The town will hold two community meetings on the land preservation chapter of its new comprehensive plan. The first will be held Saturday, Sept. 15, at 10 a.m. at the East Marion firehouse. The second will be held Thursday, Sept. 20, at 7 p.m. at the Peconic Lane Community Center.
The draft of the chapter is available now on the town website at southoldtownny.gov and at libraries throughout town.
The chapter touts the fact that the town has already protected 25 percent of its total land area using methods ranging from the purchase of farmland development rights to the outright purchase of property to the private preservation of land.
According to the draft, 41 percent of the town is already developed and 7 percent is wetlands, leaving just 26 percent of the land area unprotected and undeveloped.
The remaining acreage, about 8,950 acres, includes 5,755 acres of farmland and 1,904 acres of building lots, which total 2,394 parcels.
One of the primary goals of the comprehensive plan is to retain at least 8,000 agricultural acres, or about 80 percent of the land that is currently being farmed.
The plan recommends a variety of approaches to achieve that goal, including promotion of conservation subdivisions, where more land is preserved than is required by the code, and the use of Agricultural Planned Development Districts, a special zoning area created on a farm to allow the farmer to sell development rights one at a time.
The draft chapter calls for the town to “design both standard and conservation subdivisions involving farmland to enhance farming and minimize potential incompatibility with residential neighbors.”

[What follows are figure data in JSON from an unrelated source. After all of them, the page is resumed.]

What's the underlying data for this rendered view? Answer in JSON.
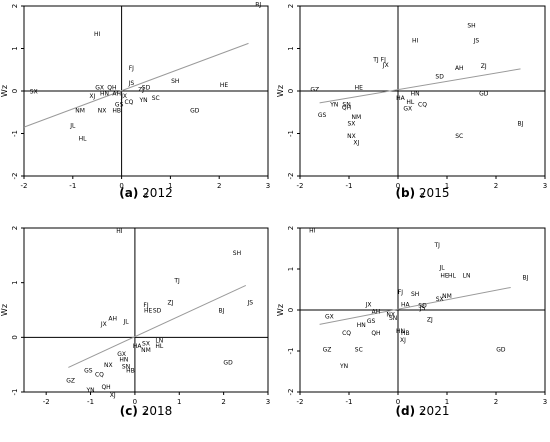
{
  "chart_data": [
    {
      "type": "scatter",
      "caption_label": "(a)",
      "caption_year": "2012",
      "xlabel": "z",
      "ylabel": "Wz",
      "xlim": [
        -2,
        3
      ],
      "ylim": [
        -2,
        2
      ],
      "xticks": [
        "-2",
        "-1",
        "0",
        "1",
        "2",
        "3"
      ],
      "yticks": [
        "-2",
        "-1",
        "0",
        "1",
        "2"
      ],
      "trend": {
        "x1": -2.0,
        "y1": -0.85,
        "x2": 2.6,
        "y2": 1.12
      },
      "points": [
        {
          "label": "TJ",
          "x": 2.3,
          "y": 2.35
        },
        {
          "label": "BJ",
          "x": 2.8,
          "y": 2.05
        },
        {
          "label": "HI",
          "x": -0.5,
          "y": 1.35
        },
        {
          "label": "FJ",
          "x": 0.2,
          "y": 0.55
        },
        {
          "label": "JS",
          "x": 0.2,
          "y": 0.2
        },
        {
          "label": "SD",
          "x": 0.5,
          "y": 0.1
        },
        {
          "label": "SH",
          "x": 1.1,
          "y": 0.25
        },
        {
          "label": "HE",
          "x": 2.1,
          "y": 0.15
        },
        {
          "label": "SX",
          "x": -1.8,
          "y": 0.0
        },
        {
          "label": "GX",
          "x": -0.45,
          "y": 0.1
        },
        {
          "label": "QH",
          "x": -0.2,
          "y": 0.1
        },
        {
          "label": "ZJ",
          "x": 0.4,
          "y": 0.05
        },
        {
          "label": "HN",
          "x": -0.35,
          "y": -0.05
        },
        {
          "label": "AH",
          "x": -0.1,
          "y": -0.05
        },
        {
          "label": "XJ",
          "x": -0.6,
          "y": -0.1
        },
        {
          "label": "JX",
          "x": 0.05,
          "y": -0.1
        },
        {
          "label": "SC",
          "x": 0.7,
          "y": -0.15
        },
        {
          "label": "YN",
          "x": 0.45,
          "y": -0.2
        },
        {
          "label": "CQ",
          "x": 0.15,
          "y": -0.25
        },
        {
          "label": "GS",
          "x": -0.05,
          "y": -0.3
        },
        {
          "label": "NM",
          "x": -0.85,
          "y": -0.45
        },
        {
          "label": "NX",
          "x": -0.4,
          "y": -0.45
        },
        {
          "label": "HB",
          "x": -0.1,
          "y": -0.45
        },
        {
          "label": "GD",
          "x": 1.5,
          "y": -0.45
        },
        {
          "label": "JL",
          "x": -1.0,
          "y": -0.8
        },
        {
          "label": "HL",
          "x": -0.8,
          "y": -1.1
        }
      ]
    },
    {
      "type": "scatter",
      "caption_label": "(b)",
      "caption_year": "2015",
      "xlabel": "z",
      "ylabel": "Wz",
      "xlim": [
        -2,
        3
      ],
      "ylim": [
        -2,
        2
      ],
      "xticks": [
        "-2",
        "-1",
        "0",
        "1",
        "2",
        "3"
      ],
      "yticks": [
        "-2",
        "-1",
        "0",
        "1",
        "2"
      ],
      "trend": {
        "x1": -1.6,
        "y1": -0.28,
        "x2": 2.5,
        "y2": 0.52
      },
      "points": [
        {
          "label": "SH",
          "x": 1.5,
          "y": 1.55
        },
        {
          "label": "JS",
          "x": 1.6,
          "y": 1.2
        },
        {
          "label": "HI",
          "x": 0.35,
          "y": 1.2
        },
        {
          "label": "TJ",
          "x": -0.45,
          "y": 0.75
        },
        {
          "label": "FJ",
          "x": -0.3,
          "y": 0.75
        },
        {
          "label": "JX",
          "x": -0.25,
          "y": 0.62
        },
        {
          "label": "AH",
          "x": 1.25,
          "y": 0.55
        },
        {
          "label": "ZJ",
          "x": 1.75,
          "y": 0.6
        },
        {
          "label": "SD",
          "x": 0.85,
          "y": 0.35
        },
        {
          "label": "GZ",
          "x": -1.7,
          "y": 0.05
        },
        {
          "label": "HE",
          "x": -0.8,
          "y": 0.1
        },
        {
          "label": "HN",
          "x": 0.35,
          "y": -0.05
        },
        {
          "label": "GD",
          "x": 1.75,
          "y": -0.05
        },
        {
          "label": "HA",
          "x": 0.05,
          "y": -0.15
        },
        {
          "label": "HL",
          "x": 0.25,
          "y": -0.25
        },
        {
          "label": "CQ",
          "x": 0.5,
          "y": -0.3
        },
        {
          "label": "YN",
          "x": -1.3,
          "y": -0.3
        },
        {
          "label": "SN",
          "x": -1.05,
          "y": -0.3
        },
        {
          "label": "QH",
          "x": -1.05,
          "y": -0.38
        },
        {
          "label": "GX",
          "x": 0.2,
          "y": -0.4
        },
        {
          "label": "GS",
          "x": -1.55,
          "y": -0.55
        },
        {
          "label": "NM",
          "x": -0.85,
          "y": -0.6
        },
        {
          "label": "SX",
          "x": -0.95,
          "y": -0.75
        },
        {
          "label": "BJ",
          "x": 2.5,
          "y": -0.75
        },
        {
          "label": "NX",
          "x": -0.95,
          "y": -1.05
        },
        {
          "label": "SC",
          "x": 1.25,
          "y": -1.05
        },
        {
          "label": "XJ",
          "x": -0.85,
          "y": -1.2
        }
      ]
    },
    {
      "type": "scatter",
      "caption_label": "(c)",
      "caption_year": "2018",
      "xlabel": "z",
      "ylabel": "Wz",
      "xlim": [
        -2.5,
        3
      ],
      "ylim": [
        -1,
        2
      ],
      "xticks": [
        "-2",
        "-1",
        "0",
        "1",
        "2",
        "3"
      ],
      "yticks": [
        "-1",
        "0",
        "1",
        "2"
      ],
      "trend": {
        "x1": -1.5,
        "y1": -0.55,
        "x2": 2.5,
        "y2": 0.95
      },
      "points": [
        {
          "label": "HI",
          "x": -0.35,
          "y": 1.95
        },
        {
          "label": "SH",
          "x": 2.3,
          "y": 1.55
        },
        {
          "label": "TJ",
          "x": 0.95,
          "y": 1.05
        },
        {
          "label": "ZJ",
          "x": 0.8,
          "y": 0.65
        },
        {
          "label": "JS",
          "x": 2.6,
          "y": 0.65
        },
        {
          "label": "FJ",
          "x": 0.25,
          "y": 0.6
        },
        {
          "label": "HE",
          "x": 0.3,
          "y": 0.5
        },
        {
          "label": "SD",
          "x": 0.5,
          "y": 0.5
        },
        {
          "label": "BJ",
          "x": 1.95,
          "y": 0.5
        },
        {
          "label": "AH",
          "x": -0.5,
          "y": 0.35
        },
        {
          "label": "JX",
          "x": -0.7,
          "y": 0.25
        },
        {
          "label": "JL",
          "x": -0.2,
          "y": 0.3
        },
        {
          "label": "LN",
          "x": 0.55,
          "y": -0.05
        },
        {
          "label": "SX",
          "x": 0.25,
          "y": -0.1
        },
        {
          "label": "HA",
          "x": 0.05,
          "y": -0.15
        },
        {
          "label": "HL",
          "x": 0.55,
          "y": -0.15
        },
        {
          "label": "NM",
          "x": 0.25,
          "y": -0.22
        },
        {
          "label": "GX",
          "x": -0.3,
          "y": -0.3
        },
        {
          "label": "HN",
          "x": -0.25,
          "y": -0.4
        },
        {
          "label": "GD",
          "x": 2.1,
          "y": -0.45
        },
        {
          "label": "NX",
          "x": -0.6,
          "y": -0.5
        },
        {
          "label": "SN",
          "x": -0.2,
          "y": -0.52
        },
        {
          "label": "GS",
          "x": -1.05,
          "y": -0.6
        },
        {
          "label": "HB",
          "x": -0.1,
          "y": -0.6
        },
        {
          "label": "CQ",
          "x": -0.8,
          "y": -0.67
        },
        {
          "label": "GZ",
          "x": -1.45,
          "y": -0.78
        },
        {
          "label": "QH",
          "x": -0.65,
          "y": -0.9
        },
        {
          "label": "YN",
          "x": -1.0,
          "y": -0.95
        },
        {
          "label": "XJ",
          "x": -0.5,
          "y": -1.05
        }
      ]
    },
    {
      "type": "scatter",
      "caption_label": "(d)",
      "caption_year": "2021",
      "xlabel": "z",
      "ylabel": "Wz",
      "xlim": [
        -2,
        3
      ],
      "ylim": [
        -2,
        2
      ],
      "xticks": [
        "-2",
        "-1",
        "0",
        "1",
        "2",
        "3"
      ],
      "yticks": [
        "-2",
        "-1",
        "0",
        "1",
        "2"
      ],
      "trend": {
        "x1": -1.6,
        "y1": -0.35,
        "x2": 2.3,
        "y2": 0.55
      },
      "points": [
        {
          "label": "HI",
          "x": -1.75,
          "y": 1.95
        },
        {
          "label": "TJ",
          "x": 0.8,
          "y": 1.6
        },
        {
          "label": "JL",
          "x": 0.9,
          "y": 1.05
        },
        {
          "label": "HE",
          "x": 0.95,
          "y": 0.85
        },
        {
          "label": "HL",
          "x": 1.1,
          "y": 0.85
        },
        {
          "label": "LN",
          "x": 1.4,
          "y": 0.85
        },
        {
          "label": "BJ",
          "x": 2.6,
          "y": 0.8
        },
        {
          "label": "FJ",
          "x": 0.05,
          "y": 0.45
        },
        {
          "label": "SH",
          "x": 0.35,
          "y": 0.4
        },
        {
          "label": "NM",
          "x": 1.0,
          "y": 0.35
        },
        {
          "label": "SX",
          "x": 0.85,
          "y": 0.28
        },
        {
          "label": "JX",
          "x": -0.6,
          "y": 0.15
        },
        {
          "label": "HA",
          "x": 0.15,
          "y": 0.15
        },
        {
          "label": "SD",
          "x": 0.5,
          "y": 0.12
        },
        {
          "label": "JS",
          "x": 0.5,
          "y": 0.06
        },
        {
          "label": "AH",
          "x": -0.45,
          "y": -0.02
        },
        {
          "label": "NX",
          "x": -0.15,
          "y": -0.1
        },
        {
          "label": "SN",
          "x": -0.1,
          "y": -0.18
        },
        {
          "label": "GX",
          "x": -1.4,
          "y": -0.15
        },
        {
          "label": "GS",
          "x": -0.55,
          "y": -0.25
        },
        {
          "label": "ZJ",
          "x": 0.65,
          "y": -0.22
        },
        {
          "label": "HN",
          "x": -0.75,
          "y": -0.35
        },
        {
          "label": "CQ",
          "x": -1.05,
          "y": -0.55
        },
        {
          "label": "QH",
          "x": -0.45,
          "y": -0.55
        },
        {
          "label": "HN",
          "x": 0.05,
          "y": -0.5
        },
        {
          "label": "HB",
          "x": 0.15,
          "y": -0.55
        },
        {
          "label": "XJ",
          "x": 0.1,
          "y": -0.72
        },
        {
          "label": "GZ",
          "x": -1.45,
          "y": -0.95
        },
        {
          "label": "SC",
          "x": -0.8,
          "y": -0.95
        },
        {
          "label": "GD",
          "x": 2.1,
          "y": -0.95
        },
        {
          "label": "YN",
          "x": -1.1,
          "y": -1.35
        }
      ]
    }
  ]
}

The draft also calls for the town to consider increasing the mandatory open space percentage for subdivisions on land over sensitive aquifers.
A suggestion to zone Plum Island to “ensure that the natural and economic resources are protected, along with the public health, safety and welfare” is also included in the plan.
In addition, the draft chapter calls for the town to more stringently monitor its conservation easements to ensure that landowners are not incorrectly using parcels for which the development rights have been sold.
Another suggestion is that the town do more to manage preserved lands it already owns, including maintaining trails, creating management plans for preserves and creating a volunteer program for preserve maintenance.